At the Salk Institute, our scientists are engaged in understanding the processes by which important chronic diseases such as cancer, diseases of aging, autoimmune disease, diabetes, etc. damage the body. Often genetic mutations are associated with these diseases, so understanding the genome and how it functions is an underlying theme of many of the Salk investigators. A thorough understanding of the mechanisms by which diseases occur is the first step toward better therapy.

Perhaps you have heard the term disease markers. These are biological handles by which physicians and scientists can track the onset and progression of various diseases. An early biologic marker for diabetes, for example, was sugar in the urine; later, elevation of the fasting level of glucose in the blood was used. Today there are more sophisticated markers for diabetes— for example, a blood test called Hemoglobin A1c that allows an accurate assessment of how well insulin and dietary therapy are working.

Another test, the PSA, helps identify early the possibility of having prostate cancer. In the past decade, many genetic markers have been developed to indicate one's risk for a particular form of cancer, especially the risk for breast cancer.
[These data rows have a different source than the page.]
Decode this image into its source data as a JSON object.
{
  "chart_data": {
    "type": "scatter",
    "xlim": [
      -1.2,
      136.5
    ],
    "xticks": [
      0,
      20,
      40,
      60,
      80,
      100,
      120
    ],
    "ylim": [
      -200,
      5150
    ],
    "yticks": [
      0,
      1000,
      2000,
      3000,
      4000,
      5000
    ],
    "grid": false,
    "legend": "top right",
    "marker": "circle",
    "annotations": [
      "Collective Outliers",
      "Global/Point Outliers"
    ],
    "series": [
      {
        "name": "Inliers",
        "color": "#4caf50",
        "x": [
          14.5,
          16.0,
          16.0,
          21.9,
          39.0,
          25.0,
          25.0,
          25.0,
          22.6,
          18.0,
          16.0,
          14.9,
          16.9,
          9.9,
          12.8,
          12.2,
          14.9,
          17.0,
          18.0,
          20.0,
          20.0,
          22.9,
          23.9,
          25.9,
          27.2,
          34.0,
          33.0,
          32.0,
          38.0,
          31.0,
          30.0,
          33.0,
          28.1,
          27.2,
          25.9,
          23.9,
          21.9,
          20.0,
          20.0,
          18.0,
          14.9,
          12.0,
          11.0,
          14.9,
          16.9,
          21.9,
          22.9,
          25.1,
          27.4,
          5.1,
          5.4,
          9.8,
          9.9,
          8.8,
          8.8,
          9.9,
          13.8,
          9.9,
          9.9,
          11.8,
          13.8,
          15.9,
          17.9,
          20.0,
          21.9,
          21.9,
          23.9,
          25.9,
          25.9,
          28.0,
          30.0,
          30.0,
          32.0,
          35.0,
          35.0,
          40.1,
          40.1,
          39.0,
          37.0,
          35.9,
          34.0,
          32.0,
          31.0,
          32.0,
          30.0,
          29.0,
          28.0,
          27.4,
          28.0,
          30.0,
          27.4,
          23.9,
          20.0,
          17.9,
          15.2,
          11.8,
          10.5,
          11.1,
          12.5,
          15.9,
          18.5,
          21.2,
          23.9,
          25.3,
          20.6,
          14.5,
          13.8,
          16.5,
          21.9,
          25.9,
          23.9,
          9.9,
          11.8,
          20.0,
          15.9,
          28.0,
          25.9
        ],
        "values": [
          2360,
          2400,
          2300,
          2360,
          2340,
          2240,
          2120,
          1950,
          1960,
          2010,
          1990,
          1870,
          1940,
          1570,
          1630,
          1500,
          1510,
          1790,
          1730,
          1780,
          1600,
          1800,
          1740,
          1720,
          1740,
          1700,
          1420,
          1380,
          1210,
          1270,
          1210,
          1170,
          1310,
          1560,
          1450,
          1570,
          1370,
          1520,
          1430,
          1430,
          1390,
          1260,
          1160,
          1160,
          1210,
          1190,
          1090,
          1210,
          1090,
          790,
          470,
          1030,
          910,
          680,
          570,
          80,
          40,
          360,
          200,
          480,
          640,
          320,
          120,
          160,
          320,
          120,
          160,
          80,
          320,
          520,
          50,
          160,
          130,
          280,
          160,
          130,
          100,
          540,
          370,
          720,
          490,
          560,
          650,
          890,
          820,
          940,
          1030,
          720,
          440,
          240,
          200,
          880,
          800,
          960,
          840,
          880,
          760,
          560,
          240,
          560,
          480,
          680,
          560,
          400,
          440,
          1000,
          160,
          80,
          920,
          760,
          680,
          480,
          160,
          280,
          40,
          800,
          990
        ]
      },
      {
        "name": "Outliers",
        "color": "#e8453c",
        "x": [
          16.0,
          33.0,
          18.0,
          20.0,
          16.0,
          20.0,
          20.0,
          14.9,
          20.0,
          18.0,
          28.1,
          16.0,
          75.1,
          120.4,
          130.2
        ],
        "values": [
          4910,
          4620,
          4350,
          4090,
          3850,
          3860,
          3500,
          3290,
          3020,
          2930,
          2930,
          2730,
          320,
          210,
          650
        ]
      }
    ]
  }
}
It is axiomatic that unless one has good markers for susceptibility or to track the early onset and progress of a disease, one cannot readily find and evaluate new drugs or other treatment modalities. Alzheimer's disease is particularly challenging because the onset of the disease most likely occurs years and perhaps decades before clinical signs of dementia appear in the patient, at which point the brain damage may likely be too extensive to treat successfully.

Our desire for fast cures must be tempered by the understanding that much work needs to be done for many diseases at a very basic level before we have the knowledge to know what treatments have a good likelihood of success and which do not.

We need a good marker for the early detection of Alzheimer's disease, but right now one doesn't exist that could be used routinely. Part of the important work of scientists here at the Salk is to try to identify markers of diseases such as Alzheimer's and place them within the context of biological and genetic alterations that might characterize disease.